Reputation: 48402
I have an MVC 5 application (C#) hosted on Microsoft Azure. The app returns some fairly large JSON documents from the server to the client. Does anyone know how to turn HTTP compression on so that these documents are compressed going to the client? I've Googled this but I couldn't find anything that wasn't at least 3-4 years old.

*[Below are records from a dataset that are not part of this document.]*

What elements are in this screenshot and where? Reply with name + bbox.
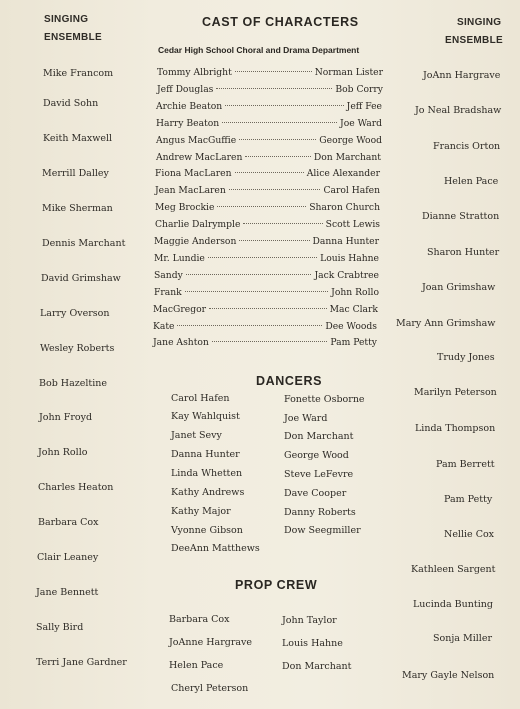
character-name: Tommy Albright — [157, 67, 232, 78]
prop-crew-name: Cheryl Peterson — [171, 683, 249, 694]
ensemble-name: Dennis Marchant — [42, 238, 126, 249]
ensemble-name: Mike Sherman — [42, 203, 113, 214]
ensemble-name: Charles Heaton — [38, 482, 114, 493]
dancer-name: Joe Ward — [284, 413, 328, 424]
actor-name: Don Marchant — [313, 151, 381, 163]
dot-leader — [229, 189, 321, 190]
dancer-name: DeeAnn Matthews — [171, 543, 260, 554]
ensemble-name: John Froyd — [39, 412, 93, 423]
ensemble-name: Joan Grimshaw — [422, 282, 496, 293]
actor-name: George Wood — [319, 134, 382, 146]
dancer-name: Janet Sevy — [171, 430, 222, 441]
cast-row — [153, 304, 378, 318]
dot-leader — [209, 308, 327, 309]
ensemble-name: Keith Maxwell — [43, 133, 113, 144]
dot-leader — [186, 274, 312, 275]
cast-row — [156, 101, 382, 115]
ensemble-name: Linda Thompson — [415, 423, 496, 434]
cast-row — [157, 84, 383, 98]
prop-crew-name: Helen Pace — [169, 660, 224, 671]
actor-name: Joe Ward — [340, 117, 382, 129]
character-name: Archie Beaton — [156, 100, 223, 112]
prop-crew-name: Barbara Cox — [169, 614, 230, 625]
ensemble-name: Pam Petty — [444, 494, 493, 505]
character-name: Kate — [153, 320, 175, 332]
dancer-name: Dave Cooper — [284, 488, 347, 499]
actor-name: Louis Hahne — [320, 252, 379, 264]
dancer-name: Danny Roberts — [284, 507, 356, 518]
actor-name: Bob Corry — [335, 83, 383, 95]
dancer-name: Danna Hunter — [171, 449, 240, 460]
character-name: MacGregor — [153, 303, 207, 315]
cast-row — [154, 270, 379, 284]
ensemble-name: Lucinda Bunting — [413, 599, 493, 610]
dot-leader — [208, 257, 317, 258]
cast-row — [155, 219, 380, 233]
page-subtitle: Cedar High School Choral and Drama Department — [158, 45, 360, 55]
ensemble-name: Kathleen Sargent — [411, 564, 496, 575]
dancer-name: George Wood — [284, 450, 349, 461]
cast-row — [156, 152, 381, 166]
ensemble-name: Sonja Miller — [433, 633, 492, 644]
dancer-name: Kathy Major — [171, 506, 231, 517]
character-name: Frank — [154, 286, 182, 298]
ensemble-name: Sally Bird — [36, 622, 84, 633]
prop-crew-title: PROP CREW — [235, 578, 318, 592]
actor-name: Danna Hunter — [312, 236, 379, 247]
actor-name: Carol Hafen — [323, 185, 380, 197]
actor-name: Norman Lister — [314, 67, 383, 78]
cast-row — [154, 253, 379, 267]
character-name: Jeff Douglas — [157, 83, 214, 95]
character-name: Fiona MacLaren — [155, 168, 232, 180]
cast-row — [155, 202, 380, 216]
cast-row — [155, 168, 380, 182]
prop-crew-name: JoAnne Hargrave — [169, 637, 253, 648]
character-name: Andrew MacLaren — [156, 151, 243, 163]
dancers-title: DANCERS — [256, 374, 323, 388]
cast-row — [154, 287, 379, 301]
prop-crew-name: John Taylor — [282, 615, 337, 626]
actor-name: Sharon Church — [309, 202, 380, 214]
character-name: Meg Brockie — [155, 202, 215, 214]
ensemble-name: Mike Francom — [43, 68, 114, 79]
cast-row — [156, 118, 382, 132]
ensemble-name: David Sohn — [43, 98, 99, 109]
actor-name: Mac Clark — [329, 303, 378, 315]
ensemble-name: Wesley Roberts — [40, 343, 115, 354]
actor-name: Pam Petty — [330, 337, 377, 349]
dot-leader — [212, 341, 327, 342]
ensemble-name: Marilyn Peterson — [414, 387, 497, 398]
ensemble-name: Sharon Hunter — [427, 247, 500, 258]
ensemble-name: John Rollo — [38, 447, 88, 458]
character-name: Mr. Lundie — [154, 252, 205, 264]
character-name: Harry Beaton — [156, 117, 220, 129]
character-name: Maggie Anderson — [154, 236, 237, 247]
actor-name: Dee Woods — [325, 320, 377, 332]
left-header-line-1: SINGING — [44, 14, 89, 25]
dot-leader — [217, 206, 306, 207]
dancer-name: Fonette Osborne — [284, 394, 365, 405]
dancer-name: Don Marchant — [284, 431, 354, 442]
ensemble-name: Bob Hazeltine — [39, 378, 108, 389]
ensemble-name: Terri Jane Gardner — [36, 657, 127, 668]
dot-leader — [225, 105, 343, 106]
left-header-line-2: ENSEMBLE — [44, 32, 102, 43]
actor-name: Scott Lewis — [325, 219, 380, 231]
dot-leader — [216, 88, 332, 89]
ensemble-name: Dianne Stratton — [422, 211, 500, 222]
actor-name: John Rollo — [331, 286, 379, 298]
ensemble-name: Barbara Cox — [38, 517, 99, 528]
character-name: Jane Ashton — [153, 337, 209, 349]
dot-leader — [245, 156, 310, 157]
actor-name: Jack Crabtree — [314, 269, 379, 281]
character-name: Sandy — [154, 269, 183, 281]
prop-crew-name: Don Marchant — [282, 661, 352, 672]
ensemble-name: Pam Berrett — [436, 459, 495, 470]
ensemble-name: JoAnn Hargrave — [423, 70, 501, 81]
dot-leader — [177, 325, 322, 326]
cast-row — [156, 135, 382, 149]
page-title: CAST OF CHARACTERS — [202, 15, 359, 29]
dot-leader — [239, 240, 309, 241]
dot-leader — [239, 139, 316, 140]
actor-name: Jeff Fee — [346, 100, 382, 112]
actor-name: Alice Alexander — [306, 168, 380, 180]
dancer-name: Dow Seegmiller — [284, 525, 361, 536]
dancer-name: Kay Wahlquist — [171, 411, 240, 422]
cast-row — [155, 185, 380, 199]
cast-row — [153, 321, 377, 335]
cast-row — [153, 337, 377, 351]
ensemble-name: Helen Pace — [444, 176, 499, 187]
dot-leader — [222, 122, 337, 123]
cast-row — [154, 236, 379, 250]
ensemble-name: Jane Bennett — [36, 587, 99, 598]
dancer-name: Linda Whetten — [171, 468, 243, 479]
character-name: Jean MacLaren — [155, 185, 226, 197]
dancer-name: Vyonne Gibson — [171, 525, 243, 536]
dot-leader — [185, 291, 328, 292]
dot-leader — [235, 172, 304, 173]
character-name: Angus MacGuffie — [156, 134, 237, 146]
dancer-name: Carol Hafen — [171, 393, 230, 404]
right-header-line-1: SINGING — [457, 17, 502, 28]
ensemble-name: Mary Gayle Nelson — [402, 670, 495, 681]
ensemble-name: Trudy Jones — [437, 352, 495, 363]
dot-leader — [243, 223, 322, 224]
ensemble-name: Jo Neal Bradshaw — [415, 105, 502, 116]
ensemble-name: Merrill Dalley — [42, 168, 109, 179]
ensemble-name: Larry Overson — [40, 308, 110, 319]
prop-crew-name: Louis Hahne — [282, 638, 343, 649]
ensemble-name: Nellie Cox — [444, 529, 495, 540]
character-name: Charlie Dalrymple — [155, 219, 241, 231]
dancer-name: Steve LeFevre — [284, 469, 354, 480]
dancer-name: Kathy Andrews — [171, 487, 245, 498]
cast-row — [157, 67, 383, 81]
dot-leader — [235, 71, 312, 72]
ensemble-name: David Grimshaw — [41, 273, 121, 284]
ensemble-name: Clair Leaney — [37, 552, 99, 563]
right-header-line-2: ENSEMBLE — [445, 35, 503, 46]
ensemble-name: Mary Ann Grimshaw — [396, 318, 496, 329]
ensemble-name: Francis Orton — [433, 141, 501, 152]
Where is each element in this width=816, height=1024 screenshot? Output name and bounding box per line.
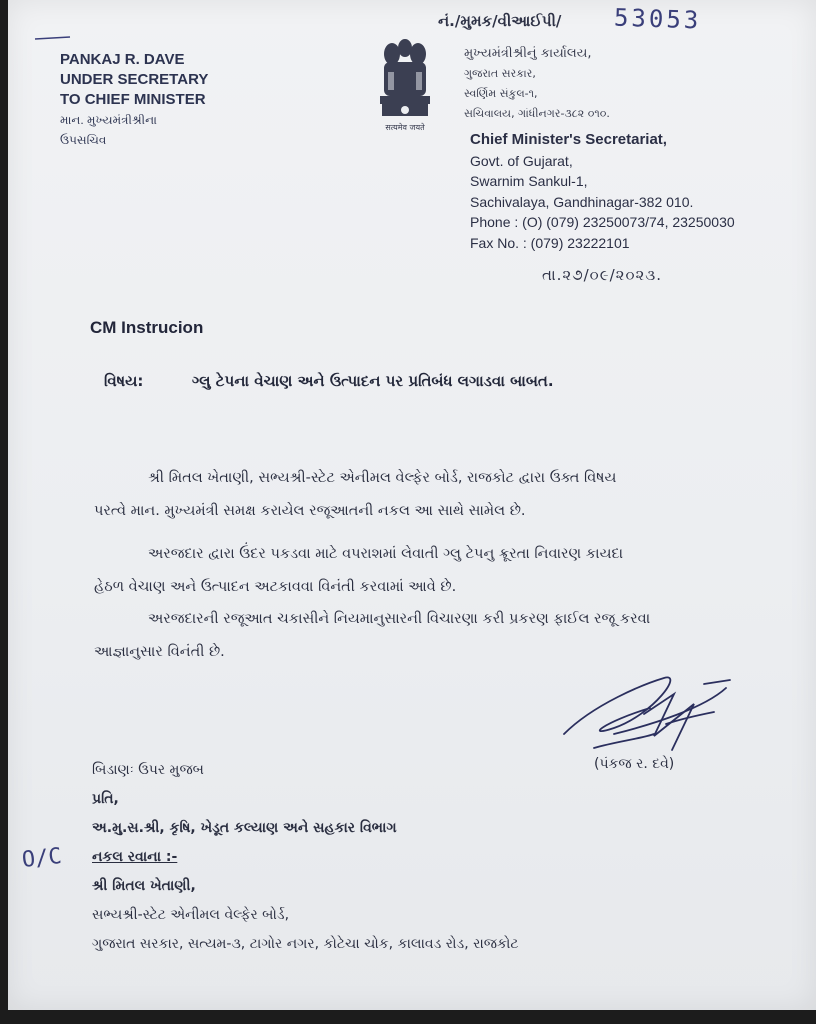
subject-label: વિષય:: [104, 372, 144, 390]
office-gujarati-line-3: સ્વર્ણિમ સંકુલ-૧,: [464, 87, 538, 100]
office-english-title: Chief Minister's Secretariat,: [470, 131, 667, 148]
office-english-line-1: Govt. of Gujarat,: [470, 152, 573, 169]
body-paragraph-3: [94, 603, 754, 669]
letter-date: તા.૨૭/૦૯/૨૦૨૩.: [542, 266, 663, 284]
office-english-line-2: Swarnim Sankul-1,: [470, 173, 588, 190]
letter-heading: CM Instrucion: [90, 318, 204, 337]
to-department: અ.મુ.સ.શ્રી, કૃષિ, ખેડૂત કલ્યાણ અને સહકાર વિભાગ: [92, 820, 397, 836]
copy-recipient-line-3: ગુજરાત સરકાર, સત્યમ-૩, ટાગોર નગર, કોટેચા ચોક, કાલાવડ રોડ, રાજકોટ: [92, 936, 519, 952]
subject-text: ગ્લુ ટેપના વેચાણ અને ઉત્પાદન પર પ્રતિબંધ લગાડવા બાબત.: [192, 372, 554, 390]
pen-dash-mark: [34, 36, 72, 40]
footer-block: [92, 756, 519, 959]
sender-block: [60, 50, 208, 150]
body-p2-line-2: હેઠળ વેચાણ અને ઉત્પાદન અટકાવવા વિનંતી કરવામાં આવે છે.: [94, 579, 457, 595]
letter-page: [8, 0, 816, 1010]
sender-designation: UNDER SECRETARY: [60, 71, 209, 88]
office-gujarati-block: [464, 44, 610, 124]
body-p2-line-1: અરજદાર દ્વારા ઉંદર પકડવા માટે વપરાશમાં લેવાતી ગ્લુ ટેપનુ ક્રૂરતા નિવારણ કાયદા: [148, 546, 624, 562]
sender-designation-2: TO CHIEF MINISTER: [60, 91, 206, 108]
reference-label: નં./મુમક/વીઆઈપી/: [438, 12, 562, 30]
copy-label: નકલ રવાના :-: [92, 849, 178, 865]
office-gujarati-line-4: સચિવાલય, ગાંધીનગર-૩૮૨ ૦૧૦.: [464, 107, 610, 120]
office-fax: Fax No. : (079) 23222101: [470, 234, 630, 251]
emblem-motto: सत्यमेव जयते: [385, 123, 425, 132]
body-p3-line-2: આજ્ઞાનુસાર વિનંતી છે.: [94, 644, 225, 660]
to-label: પ્રતિ,: [92, 791, 119, 807]
signatory-name: (પંકજ ર. દવે): [594, 756, 675, 772]
national-emblem-icon: [370, 32, 440, 136]
body-p1-line-2: પરત્વે માન. મુખ્યમંત્રી સમક્ષ કરાયેલ રજૂઆતની નકલ આ સાથે સામેલ છે.: [94, 503, 526, 519]
subject-line: [104, 372, 554, 390]
copy-recipient-line-2: સભ્યશ્રી-સ્ટેટ એનીમલ વેલ્ફેર બોર્ડ,: [92, 907, 290, 923]
body-paragraph-2: [94, 538, 754, 604]
office-gujarati-title: મુખ્યમંત્રીશ્રીનું કાર્યાલય,: [464, 46, 592, 61]
copy-recipient-name: શ્રી મિતલ ખેતાણી,: [92, 878, 196, 894]
office-phone: Phone : (O) (079) 23250073/74, 23250030: [470, 214, 735, 231]
office-english-block: [470, 130, 735, 254]
sender-name: PANKAJ R. DAVE: [60, 51, 185, 68]
enclosure-line: બિડાણઃ ઉપર મુજબ: [92, 762, 204, 778]
body-p3-line-1: અરજદારની રજૂઆત ચકાસીને નિયમાનુસારની વિચારણા કરી પ્રકરણ ફાઈલ રજૂ કરવા: [148, 611, 651, 627]
office-english-line-3: Sachivalaya, Gandhinagar-382 010.: [470, 193, 694, 210]
sender-gujarati-1: માન. મુખ્યમંત્રીશ્રીના: [60, 113, 157, 127]
margin-handwritten-note: O/C: [20, 843, 63, 874]
sender-gujarati-2: ઉપસચિવ: [60, 133, 107, 147]
body-paragraph-1: [94, 462, 754, 528]
reference-handwritten-number: 53053: [613, 3, 702, 35]
body-p1-line-1: શ્રી મિતલ ખેતાણી, સભ્યશ્રી-સ્ટેટ એનીમલ વેલ્ફેર બોર્ડ, રાજકોટ દ્વારા ઉક્ત વિષય: [148, 470, 617, 486]
office-gujarati-line-2: ગુજરાત સરકાર,: [464, 67, 536, 80]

I suppose an alternative would be to compress just the JSON document using a compression utility. I've tried LZ-String but I can't seem to be able to compress the document on the server using the C# version and decompress on the client using the JavaScript version, and have the resulting JSON document be recognized.
Upvotes: 2
Views: 8559
Reputation: 30903
To enable compression of JsonResult
of your MVC Controller's actions you need to enable dynamic compression from web.config
file:
<system.webServer>
<urlCompression doDynamicCompression="true" />
<httpCompression>
<dynamicTypes>
<add mimeType="application/json" enabled="true" />
<add mimeType="application/json; charset=utf-8" enabled="true" />
</dynamicTypes>
<staticTypes>
<add mimeType="application/json" enabled="true" />
<add mimeType="application/json; charset=utf-8" enabled="true" />
</staticTypes>
</httpCompression>
</system.webServer>
A working example with exact above configuration is published on free tier of Azure WebSites and can be tested with simple HTTP GET request:
GET https://double.azurewebsites.net/Home/SomeJson HTTP/1.1
User-Agent: Fiddler
Accept-Encoding: gzip, compress
Host: double.azurewebsites.net
Note, that Accept-Encoding
header is absolute must to trigger server side compression. Please also note the mime type application/json; charset=utf-8
which is the mime type served by the ASP.NET MVC5 JsonResult.